Si Ousmane Sonko est en capacité de se présenter à la présidentielle de 2024, "il pourrait être le prochain chef d’État du Sénégal", pense Nicolas Normand, ex-ambassadeur de France à Dakar. À condition que la jeunesse se rende aux urnes. Au-delà de sa contestation de la situation économique et sociale, Ousmane Sonko "exploite un ressentiment largement répandu, lequel a besoin de boucs émissaires étant le gouvernement sénégalais, et la France, principal partenaire économique", poursuit-il. En janvier, l’opposant avait fermement démenti un sentiment "anti-Français" sur France 24 : "Nous n'avons rien contre la France".
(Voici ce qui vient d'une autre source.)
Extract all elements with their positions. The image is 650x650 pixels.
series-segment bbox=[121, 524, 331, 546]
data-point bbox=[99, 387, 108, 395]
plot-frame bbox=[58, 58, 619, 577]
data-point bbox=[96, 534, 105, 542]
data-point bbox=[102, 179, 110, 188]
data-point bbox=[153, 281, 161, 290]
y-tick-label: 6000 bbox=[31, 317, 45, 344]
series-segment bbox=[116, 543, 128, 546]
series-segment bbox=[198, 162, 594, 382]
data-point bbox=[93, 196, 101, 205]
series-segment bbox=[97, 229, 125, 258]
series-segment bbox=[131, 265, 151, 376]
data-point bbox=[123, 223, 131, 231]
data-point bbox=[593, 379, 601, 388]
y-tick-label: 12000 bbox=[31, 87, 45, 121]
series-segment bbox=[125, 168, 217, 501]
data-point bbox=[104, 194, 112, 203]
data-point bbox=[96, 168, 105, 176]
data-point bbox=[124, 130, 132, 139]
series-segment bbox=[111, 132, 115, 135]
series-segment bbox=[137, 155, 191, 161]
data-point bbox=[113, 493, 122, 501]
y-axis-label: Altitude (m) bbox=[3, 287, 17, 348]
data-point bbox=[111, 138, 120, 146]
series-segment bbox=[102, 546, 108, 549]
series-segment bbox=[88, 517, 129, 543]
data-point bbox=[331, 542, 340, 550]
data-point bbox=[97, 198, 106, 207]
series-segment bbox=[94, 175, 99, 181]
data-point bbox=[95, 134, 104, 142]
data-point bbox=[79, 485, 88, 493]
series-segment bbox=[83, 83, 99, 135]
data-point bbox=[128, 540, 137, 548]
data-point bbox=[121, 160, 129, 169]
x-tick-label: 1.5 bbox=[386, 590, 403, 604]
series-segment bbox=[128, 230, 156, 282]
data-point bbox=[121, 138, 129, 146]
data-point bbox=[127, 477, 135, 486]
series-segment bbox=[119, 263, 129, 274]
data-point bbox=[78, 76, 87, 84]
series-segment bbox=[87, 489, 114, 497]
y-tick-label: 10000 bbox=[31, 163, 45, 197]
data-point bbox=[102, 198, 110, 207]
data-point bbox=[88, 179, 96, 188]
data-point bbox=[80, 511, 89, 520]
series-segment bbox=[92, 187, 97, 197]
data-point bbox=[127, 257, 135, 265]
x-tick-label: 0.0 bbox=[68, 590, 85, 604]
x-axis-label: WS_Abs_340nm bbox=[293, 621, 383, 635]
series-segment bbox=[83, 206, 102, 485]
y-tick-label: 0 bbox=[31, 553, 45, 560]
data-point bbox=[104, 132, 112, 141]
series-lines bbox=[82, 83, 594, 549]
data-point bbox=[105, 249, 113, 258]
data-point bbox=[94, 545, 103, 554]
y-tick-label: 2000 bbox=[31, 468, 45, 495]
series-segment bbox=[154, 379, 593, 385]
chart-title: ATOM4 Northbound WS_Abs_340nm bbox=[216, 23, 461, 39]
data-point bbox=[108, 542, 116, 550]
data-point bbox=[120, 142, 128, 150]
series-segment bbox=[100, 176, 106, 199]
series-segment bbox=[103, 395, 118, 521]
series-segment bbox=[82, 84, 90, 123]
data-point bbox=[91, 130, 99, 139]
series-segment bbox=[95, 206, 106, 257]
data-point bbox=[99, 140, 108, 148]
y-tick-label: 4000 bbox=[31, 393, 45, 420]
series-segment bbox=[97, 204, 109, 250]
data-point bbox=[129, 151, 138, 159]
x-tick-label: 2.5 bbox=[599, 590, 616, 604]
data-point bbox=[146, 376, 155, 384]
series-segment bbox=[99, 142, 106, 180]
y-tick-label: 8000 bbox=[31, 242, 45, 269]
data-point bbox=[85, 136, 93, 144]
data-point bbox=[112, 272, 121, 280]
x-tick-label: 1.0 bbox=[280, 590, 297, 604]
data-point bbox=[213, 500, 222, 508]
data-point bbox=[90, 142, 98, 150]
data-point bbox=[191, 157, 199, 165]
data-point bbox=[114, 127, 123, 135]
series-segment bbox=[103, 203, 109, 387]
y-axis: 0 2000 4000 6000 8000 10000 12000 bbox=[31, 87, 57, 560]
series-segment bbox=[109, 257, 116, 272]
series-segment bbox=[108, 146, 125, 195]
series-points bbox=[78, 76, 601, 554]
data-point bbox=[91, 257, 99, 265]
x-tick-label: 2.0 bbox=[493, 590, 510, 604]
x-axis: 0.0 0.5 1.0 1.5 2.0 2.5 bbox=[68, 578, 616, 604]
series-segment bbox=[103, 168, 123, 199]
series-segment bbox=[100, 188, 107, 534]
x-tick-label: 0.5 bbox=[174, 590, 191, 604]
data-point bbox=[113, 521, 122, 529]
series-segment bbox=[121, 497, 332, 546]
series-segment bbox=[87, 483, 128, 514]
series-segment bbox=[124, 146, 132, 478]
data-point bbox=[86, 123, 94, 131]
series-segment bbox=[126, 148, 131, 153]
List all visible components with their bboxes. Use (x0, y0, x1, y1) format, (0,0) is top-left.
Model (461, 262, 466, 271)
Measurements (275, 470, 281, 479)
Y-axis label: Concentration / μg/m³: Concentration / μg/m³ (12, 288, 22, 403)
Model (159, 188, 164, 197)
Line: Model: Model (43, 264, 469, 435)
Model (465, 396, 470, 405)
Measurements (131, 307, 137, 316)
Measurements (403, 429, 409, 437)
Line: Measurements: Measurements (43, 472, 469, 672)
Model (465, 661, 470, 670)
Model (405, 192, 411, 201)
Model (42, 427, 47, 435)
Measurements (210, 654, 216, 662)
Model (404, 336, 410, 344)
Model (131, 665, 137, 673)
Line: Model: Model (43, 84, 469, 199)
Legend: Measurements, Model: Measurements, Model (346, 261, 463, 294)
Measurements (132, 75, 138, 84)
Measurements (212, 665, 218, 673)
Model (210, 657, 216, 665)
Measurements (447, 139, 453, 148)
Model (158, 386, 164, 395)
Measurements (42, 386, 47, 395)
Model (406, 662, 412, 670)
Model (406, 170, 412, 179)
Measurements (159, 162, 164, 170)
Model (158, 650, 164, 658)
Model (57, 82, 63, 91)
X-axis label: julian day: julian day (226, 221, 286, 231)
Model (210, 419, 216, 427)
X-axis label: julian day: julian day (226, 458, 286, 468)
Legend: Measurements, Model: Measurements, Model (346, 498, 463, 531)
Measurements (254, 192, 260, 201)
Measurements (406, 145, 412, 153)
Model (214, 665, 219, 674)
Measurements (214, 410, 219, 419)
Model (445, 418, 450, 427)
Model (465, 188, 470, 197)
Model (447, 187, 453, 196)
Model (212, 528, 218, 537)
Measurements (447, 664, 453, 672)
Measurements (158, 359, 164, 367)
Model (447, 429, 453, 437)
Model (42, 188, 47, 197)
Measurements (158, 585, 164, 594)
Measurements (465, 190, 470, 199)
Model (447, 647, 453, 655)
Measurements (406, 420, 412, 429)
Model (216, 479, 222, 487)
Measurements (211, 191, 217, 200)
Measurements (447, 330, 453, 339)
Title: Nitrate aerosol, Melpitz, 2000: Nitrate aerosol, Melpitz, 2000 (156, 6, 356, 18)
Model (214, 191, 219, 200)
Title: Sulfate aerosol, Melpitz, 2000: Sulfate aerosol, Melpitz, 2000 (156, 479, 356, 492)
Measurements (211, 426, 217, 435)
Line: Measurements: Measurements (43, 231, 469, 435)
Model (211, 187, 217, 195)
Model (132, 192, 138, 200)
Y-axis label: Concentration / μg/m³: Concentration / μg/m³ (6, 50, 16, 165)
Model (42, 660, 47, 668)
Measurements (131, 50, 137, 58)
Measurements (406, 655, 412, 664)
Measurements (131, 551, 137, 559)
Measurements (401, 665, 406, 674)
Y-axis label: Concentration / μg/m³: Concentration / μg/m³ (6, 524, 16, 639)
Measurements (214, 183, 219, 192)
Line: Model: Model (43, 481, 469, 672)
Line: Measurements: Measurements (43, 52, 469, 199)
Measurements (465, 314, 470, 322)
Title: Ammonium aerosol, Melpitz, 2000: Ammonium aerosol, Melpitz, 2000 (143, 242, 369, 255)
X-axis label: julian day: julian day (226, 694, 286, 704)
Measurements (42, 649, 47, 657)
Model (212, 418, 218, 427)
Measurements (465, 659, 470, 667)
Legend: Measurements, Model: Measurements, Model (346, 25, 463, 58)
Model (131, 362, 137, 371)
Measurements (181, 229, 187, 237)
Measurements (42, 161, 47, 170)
Ces dernières semaines, les partisans d'Ousmane Sonko sont descendus dans la rue à plusieurs reprises pour dénoncer un procès qu'ils décrivent comme une tentative du gouvernement du président Macky Sall d'affaiblir l'opposition en amont des élections. Des violences ont éclaté, le 16 mars, la police ayant fait usage de gaz lacrymogène contre ses partisans qui suivaient son véhicule jusqu'au tribunal. "Ces troubles font de la publicité à Sonko", assure Nicolas Normand. "Il exploite toutes les maladresses du pouvoir à son profit."
Suivant un appel à manifester, les supporters d'Ousmane Sonko se sont réunis mardi 29 mars dans le campus universitaire de Dakar. "On a assisté à un face-à-face entre les étudiants et les forces de l'ordre massivement déployés avec des jets de pierre contre des tirs de grenades lacrymogènes", témoigne la correspondante de France 24 sur place, Sarah Sakho. Selon Mehdi Ba de Jeune Afrique, Ousmane Sonko "est quelqu’un qui, depuis 2021 a testé les limites répressives du régime de Macky Sall. Parmi ses détracteurs, certains le taxent d’être un provocateur et d’aller trop loin. Et lui reprochent de chercher à atteindre le point de rupture au-delà duquel les choses pourraient devenir incontrôlables." La Fédération internationale des droits de l’homme (FIDH) a exprimé "sa vive préoccupation face à l’intensification de la répression contre des membres de l’opposition politique et des journalistes", appelant les autorités à "garantir le respect des droits humains et des libertés fondamentales". De quoi donner du poids à l’opposant Ousmane Sonko.